Timeliner
- First edition
- Author: Charles Eric Maine
- Language: English
- Genre: Science fiction
- Publisher: Hodder & Stoughton
- Publication date: 1955
- Publication place: United Kingdom
- Media type: Print (Hardcover)
- Pages: 192 pp

= Timeliner =

1955 novel by Charles Eric Maine

Timeliner is a 1955 science fiction novel by British writer Charles Eric Maine. It was first published in the UK by Hodder & Stoughton; a paperback version by Bantam Books appeared the following year.

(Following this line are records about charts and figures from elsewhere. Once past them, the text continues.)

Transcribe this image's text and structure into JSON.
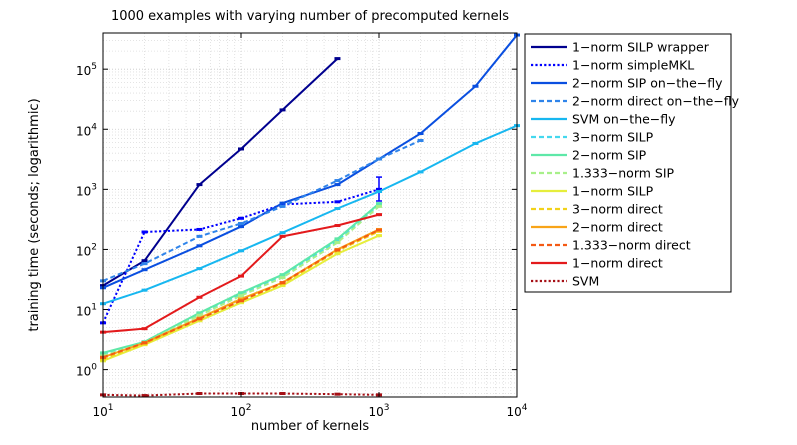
{
  "chart_data": {
    "type": "line",
    "title": "1000 examples with varying number of precomputed kernels",
    "xlabel": "number of kernels",
    "ylabel": "training time (seconds; logarithmic)",
    "xscale": "log",
    "yscale": "log",
    "xlim": [
      10,
      10000
    ],
    "ylim": [
      0.35,
      400000
    ],
    "grid": true,
    "legend_position": "right-outside",
    "x_ticks": [
      {
        "value": 10,
        "base": "10",
        "exp": "1"
      },
      {
        "value": 100,
        "base": "10",
        "exp": "2"
      },
      {
        "value": 1000,
        "base": "10",
        "exp": "3"
      },
      {
        "value": 10000,
        "base": "10",
        "exp": "4"
      }
    ],
    "y_ticks": [
      {
        "value": 1,
        "base": "10",
        "exp": "0"
      },
      {
        "value": 10,
        "base": "10",
        "exp": "1"
      },
      {
        "value": 100,
        "base": "10",
        "exp": "2"
      },
      {
        "value": 1000,
        "base": "10",
        "exp": "3"
      },
      {
        "value": 10000,
        "base": "10",
        "exp": "4"
      },
      {
        "value": 100000,
        "base": "10",
        "exp": "5"
      }
    ],
    "series": [
      {
        "name": "1−norm SILP wrapper",
        "color": "#00008f",
        "dash": "solid",
        "x": [
          10,
          20,
          50,
          100,
          200,
          500
        ],
        "y": [
          25,
          65,
          1200,
          4700,
          21000,
          150000
        ]
      },
      {
        "name": "1−norm simpleMKL",
        "color": "#0000ff",
        "dash": "dotted",
        "x": [
          10,
          20,
          50,
          100,
          200,
          500,
          1000
        ],
        "y": [
          6,
          195,
          215,
          330,
          560,
          620,
          1000
        ],
        "errorbar": {
          "x": 1000,
          "low": 640,
          "high": 1600
        }
      },
      {
        "name": "2−norm SIP on−the−fly",
        "color": "#0a4fe0",
        "dash": "solid",
        "x": [
          10,
          20,
          50,
          100,
          200,
          500,
          1000,
          2000,
          5000,
          10000
        ],
        "y": [
          23,
          46,
          115,
          240,
          590,
          1200,
          3200,
          8500,
          52000,
          370000
        ]
      },
      {
        "name": "2−norm direct on−the−fly",
        "color": "#2f84ea",
        "dash": "dashed",
        "x": [
          10,
          20,
          50,
          100,
          200,
          500,
          1000,
          2000
        ],
        "y": [
          30,
          58,
          165,
          270,
          520,
          1400,
          3200,
          6500
        ]
      },
      {
        "name": "SVM on−the−fly",
        "color": "#17b7f0",
        "dash": "solid",
        "x": [
          10,
          20,
          50,
          100,
          200,
          500,
          1000,
          2000,
          5000,
          10000
        ],
        "y": [
          12.5,
          21,
          48,
          95,
          190,
          480,
          920,
          1950,
          5800,
          11500
        ]
      },
      {
        "name": "3−norm SILP",
        "color": "#44d8ee",
        "dash": "dashed",
        "x": [
          10,
          20,
          50,
          100,
          200,
          500,
          1000
        ],
        "y": [
          1.8,
          2.9,
          8.5,
          18,
          37,
          140,
          560
        ]
      },
      {
        "name": "2−norm SIP",
        "color": "#5ee8a8",
        "dash": "solid",
        "x": [
          10,
          20,
          50,
          100,
          200,
          500,
          1000
        ],
        "y": [
          1.9,
          2.9,
          8.8,
          19,
          38,
          150,
          580
        ]
      },
      {
        "name": "1.333−norm SIP",
        "color": "#a8f08a",
        "dash": "dashed",
        "x": [
          10,
          20,
          50,
          100,
          200,
          500,
          1000
        ],
        "y": [
          1.7,
          2.8,
          8,
          17,
          34,
          130,
          520
        ]
      },
      {
        "name": "1−norm SILP",
        "color": "#e6ee3c",
        "dash": "solid",
        "x": [
          10,
          20,
          50,
          100,
          200,
          500,
          1000
        ],
        "y": [
          1.4,
          2.6,
          6.5,
          13,
          25,
          85,
          170
        ]
      },
      {
        "name": "3−norm direct",
        "color": "#f2d21a",
        "dash": "dashed",
        "x": [
          10,
          20,
          50,
          100,
          200,
          500,
          1000
        ],
        "y": [
          1.5,
          2.7,
          7,
          14,
          27,
          95,
          200
        ]
      },
      {
        "name": "2−norm direct",
        "color": "#f8a418",
        "dash": "solid",
        "x": [
          10,
          20,
          50,
          100,
          200,
          500,
          1000
        ],
        "y": [
          1.6,
          2.8,
          7.2,
          15,
          28,
          100,
          215
        ]
      },
      {
        "name": "1.333−norm direct",
        "color": "#f45a14",
        "dash": "dashed",
        "x": [
          10,
          20,
          50,
          100,
          200,
          500,
          1000
        ],
        "y": [
          1.6,
          2.8,
          7,
          14,
          28,
          98,
          210
        ]
      },
      {
        "name": "1−norm direct",
        "color": "#e31a1c",
        "dash": "solid",
        "x": [
          10,
          20,
          50,
          100,
          200,
          500,
          1000
        ],
        "y": [
          4.2,
          4.8,
          16,
          36,
          165,
          250,
          380
        ]
      },
      {
        "name": "SVM",
        "color": "#a50f15",
        "dash": "dotted",
        "x": [
          10,
          20,
          50,
          100,
          200,
          500,
          1000
        ],
        "y": [
          0.38,
          0.37,
          0.4,
          0.4,
          0.4,
          0.39,
          0.38
        ]
      }
    ]
  }
}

The story was originally written as a radio play called The Einstein Highway and was broadcast on the Light Programme of the BBC on 21 February 1954.

==Synopsis==
Timeliner is a time travel story. A scientist working with "dimensional quadrature" is flung forward in time, to a period where his consciousness ousts that of another man. When that man dies, the protagonist leaps forward again, and so on. In each case, the personality he replaces belongs to a person who is close to a woman who resembles his wife.

==Critical reception==
Damon Knight wrote of the novel:

Timeliner, by Charles Eric Maine, is that sort of amateur flight of fancy that takes leave of its premises, and its senses, in the second chapter. Almost anything can then happen except the unexpected.

Groff Conklin, reviewing the novel in Galaxy, dismissed it as "without doubt one of the most inconsequential science fiction novels ever written." Anthony Boucher dismissed Timeliner as an example of "mere cliche-museums". P. Schuyler Miller more charitably noted that the novel "doesn't quite meet current standards."